Uber Will Not Kill Car Ownership
The buzz surrounding self-driving cars has reached a fever pitch with news this week of federal regulations to ensure passenger safety. This alternate automotive landscape is fast approaching, but what does the future of car ownership really look like?
This post was originally published on Fortune in August:
By the end of the month, your Uber journey could take place in a fully autonomous Volvo XC90 if you live in Pittsburgh thanks to a $300 million partnership that the automaker and ridesharing company recently announced. This will be the first interaction between consumers and true self-driving technology, and it is a big deal. Uber is rapidly working towards this future — a world in which Uber CEO Travis Kalanick says consumers will all be carpooling and ownership will be on life support.
While ride-shares will certainly play a part in the future, car ownership isn’t going anywhere. That’s because the same trends that will make car sharing more affordable will also make ownership significantly more affordable and even profitable.
Ride-sharing is not killing car ownership, but complementing it. Cars are getting smarter and more connected, costs to own are expected to fall and new models of ownership will emerge.
Much like the CEOs of Uber and Lyft have an interest in promoting an end to individual ownership, as CEO of Beepi, an online marketplace to buy and sell cars, I believe in the future of ownership. But the trends speak for themselves.

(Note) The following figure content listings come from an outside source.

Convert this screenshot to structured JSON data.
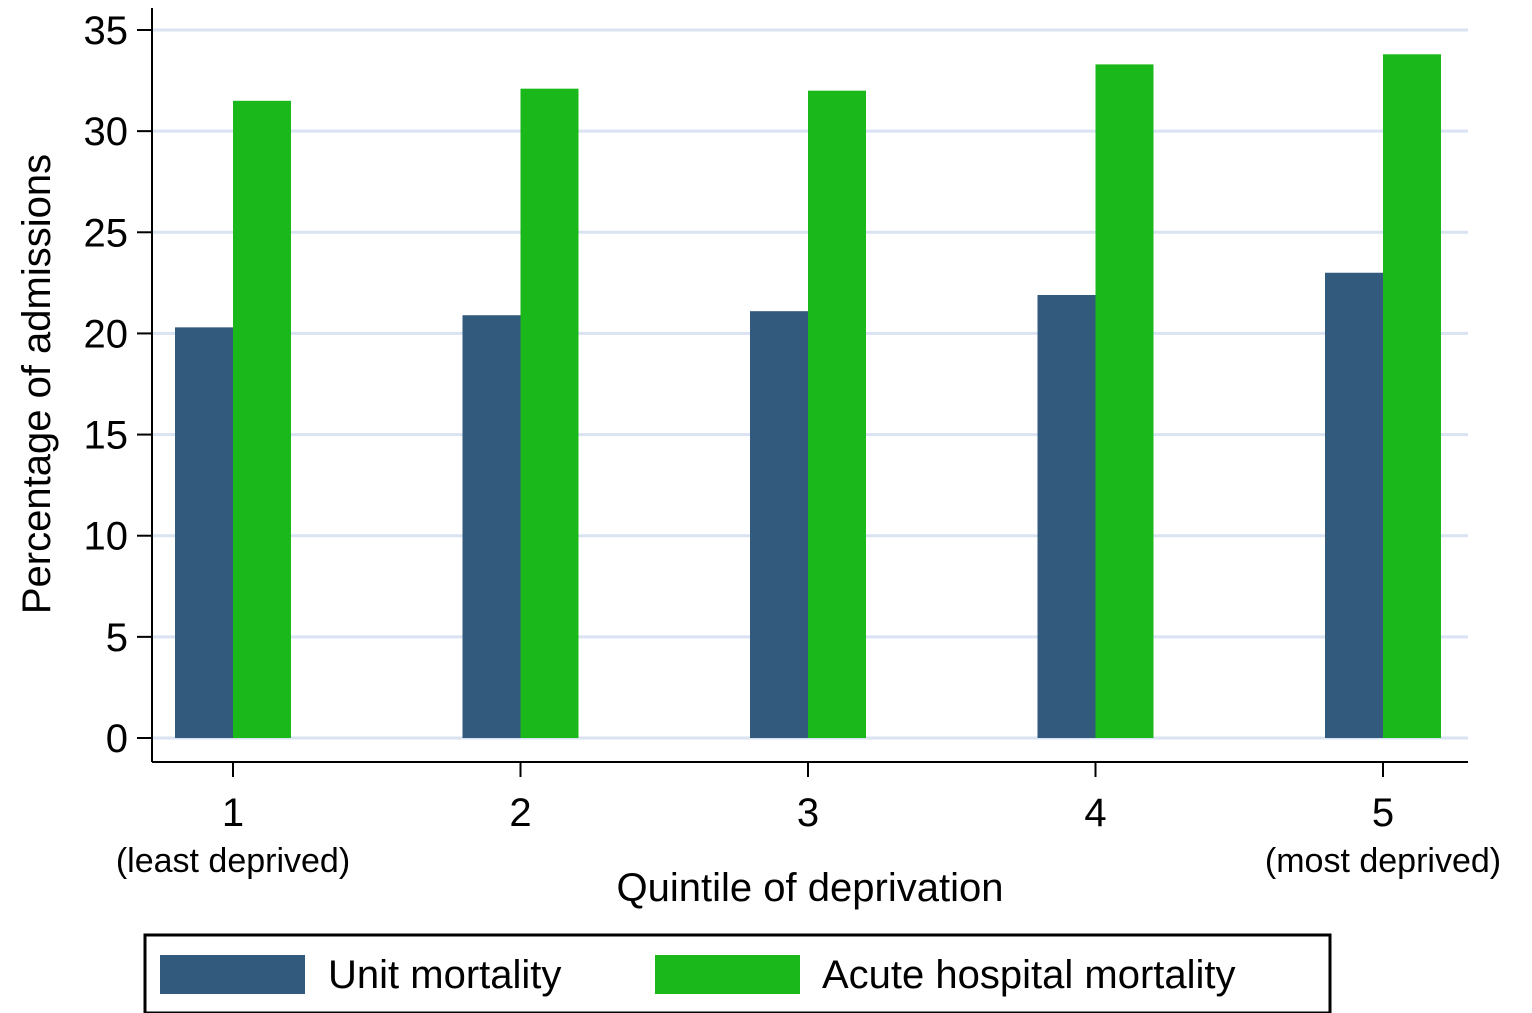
{
  "chart_data": {
    "type": "bar",
    "categories": [
      "1",
      "2",
      "3",
      "4",
      "5"
    ],
    "category_sublabels": [
      "(least deprived)",
      "",
      "",
      "",
      "(most deprived)"
    ],
    "series": [
      {
        "name": "Unit mortality",
        "color": "#325a7c",
        "values": [
          20.3,
          20.9,
          21.1,
          21.9,
          23.0
        ]
      },
      {
        "name": "Acute hospital mortality",
        "color": "#1bb81b",
        "values": [
          31.5,
          32.1,
          32.0,
          33.3,
          33.8
        ]
      }
    ],
    "xlabel": "Quintile of deprivation",
    "ylabel": "Percentage of admissions",
    "ylim": [
      0,
      35
    ],
    "yticks": [
      0,
      5,
      10,
      15,
      20,
      25,
      30,
      35
    ],
    "grid": true,
    "legend_position": "bottom"
  }
}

Several factors could bring down the cost of ownership — among them, the rise of electric cars, lower energy costs and developments in autonomous technology. According to the consulting firm IHS, nearly 76 million autonomous vehicles will be sold globally between now and 2035. And a Goldman Sachsreport shows that with increasing reliance on software and electronics, these vehicles will consist of fewer parts, going from 30,000 to 11,000 components, leading manufacturing costs to go down.